The step reads expectedOutcome and asserts against the brand's resolved expectation file. The behaviour differs; the test code doesn't. When you genuinely can't avoid a branch (a brand has an extra screen), isolate it behind a brand‑resolved page object or a tagged sub‑scenario — never an inline conditional scattered through a shared step.

The sensitivity caveat — genericise hard

White‑label testing is the highest‑sensitivity topic in this series, because brand names, URLs, and divergent business rules are the product's commercial structure. If you write about this pattern publicly, strip it to the mechanism:

Use placeholder brands (BRAND_A, BRAND_B) — never real ones.
Use *_URL env‑var shapes, never real hosts or the count of real brands.
Show the fallback mechanism and the "brand is a coordinate" rule — not the actual matrix of which brand overrides what, which can reveal real business differences.

The pattern is genuinely reusable; the specific overlay for a real product is not shareable. Keep the article at the level of the resolver and the directory convention.

Lessons learned

Share the journey, vary the data. For a white‑label product the flow is the same across brands — write it once and let a resolver supply per‑brand data.
Make fallback the default. A most‑specific‑to‑shared resolution hierarchy means a new brand inherits everything and overrides only what truly differs; shared data is never duplicated.
Brand is a coordinate, not a branch. Key on the brand in paths, env‑var names, and filenames — process.env[${brand}_URL], env-brand-user.json — instead of if (brand === ...).
Keep brand artifacts brand‑scoped. Putting the brand in every cache/report/session key stops tenants from colliding in shared runs.
Express divergent rules as data, isolate real branches. Carry differing expectations in example tables or brand‑resolved files; when a real code branch is unavoidable, hide it behind a brand‑resolved page object, never an inline conditional.
Genericise hard before publishing. Brand names, URLs, and the override matrix are commercial structure — share the mechanism, not the matrix.

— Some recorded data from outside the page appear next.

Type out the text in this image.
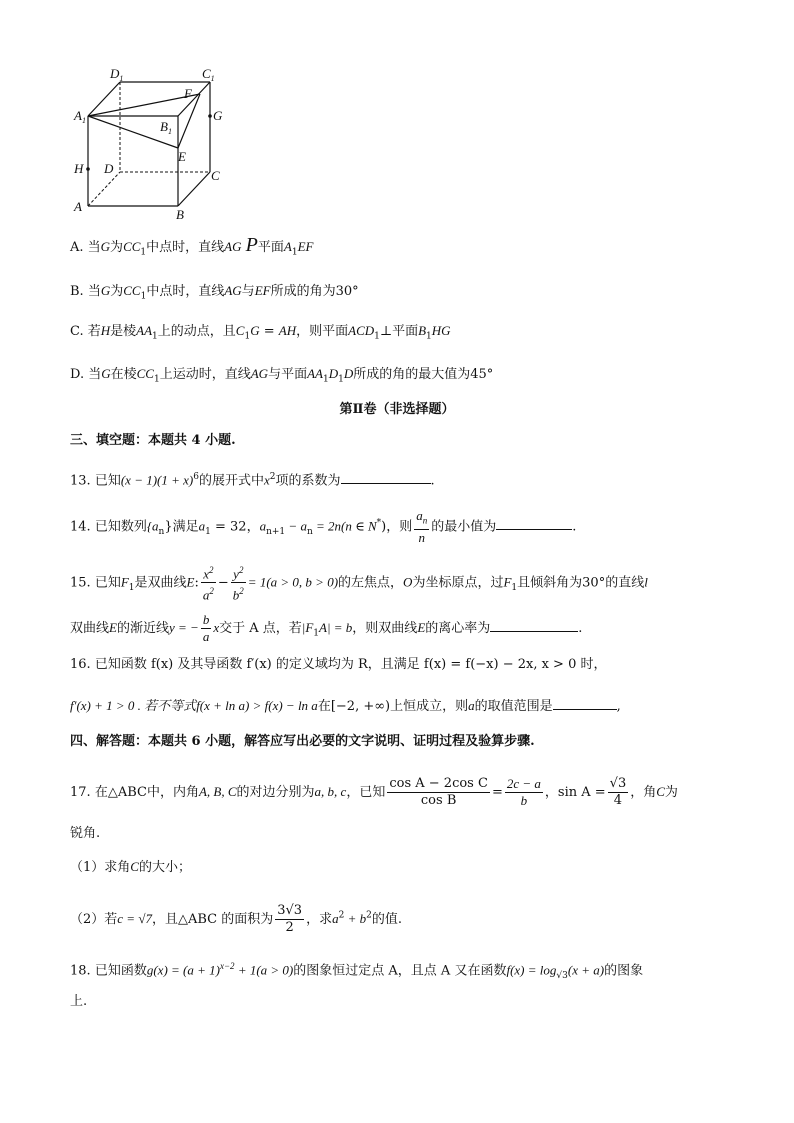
$D_1$	$C_1$
$A_1$	$B_1$
F
G
E
H D	C
A
B
A. 当G为$CC_1$中点时，直线AG P平面$A_1EF$
B. 当G为$CC_1$中点时，直线AG与EF所成的角为30°
C. 若H是棱$AA_1$上的动点，且$C_1G$ = AH，则平面$ACD_1\perp$平面$B_1HG$
D. 当G在棱$CC_1$上运动时，直线AG与平面$AA_1D_1D$所成的角的最大值为45°
第Ⅱ卷（非选择题）
三、填空题：本题共 4 小题.
13. 已知$(x - 1)(1 + x)^6$的展开式中$x^2$项的系数为	.
14. 已知数列$\{a_n\}$满足$a_1 = 32$，$a_{n+1} - a_n = 2n(n$ ∈ N*)，则 $\frac{a_n}{n}$ 的最小值为	.
15. 已知$F_1$是双曲线E: $\frac{x^2}{a^2} - \frac{y^2}{b^2} = 1(a > 0$, b > 0)的左焦点，O为坐标原点，过$F_1$且倾斜角为30°的直线l
双曲线E的渐近线y = − $\frac{b}{a}$ x交于 A 点，若$|F_1A| = b$，则双曲线E的离心率为	.
16. 已知函数 f(x) 及其导函数 f′(x) 的定义域均为 R，且满足 f(x) = f(−x) − 2x, x > 0 时，
f′(x) + 1 > 0 . 若不等式f(x + ln a) > f(x) − ln a在[−2, +∞)上恒成立，则a的取值范围是	,
四、解答题：本题共 6 小题，解答应写出必要的文字说明、证明过程及验算步骤.
17. 在△ABC中，内角A, B, C的对边分别为a, b, c，已知 $\frac{\text{cos A − 2cos C}}{\text{cos B}} = \frac{2c - a}{b}$ ，$\sin A = \frac{√3}{4}$ ，角C为
锐角.
（1）求角C的大小；
（2）若c = √7，且△ABC 的面积为 $\frac{3√3}{2}$ ，求$a^2 + b^2$的值.
18. 已知函数$g(x) = (a + 1)^{x-2} + 1(a > 0)$的图象恒过定点 A，且点 A 又在函数$f(x) = \log_{√3}(x + a)$的图象
上.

The trap of multi‑tenant testing is choosing between duplication and under‑coverage. The escape is to stop thinking in suites and start thinking in one suite plus thin per‑tenant overlays: shared journeys, a fallback resolver, and brand as a coordinate. One thing to maintain, N brands covered, and a directory tree that tells you exactly what's actually different.

Written from real‑world experience building a large, multi‑environment Playwright suite. All brand names, URLs, business rules, and examples are invented, generic illustrations of the patterns described.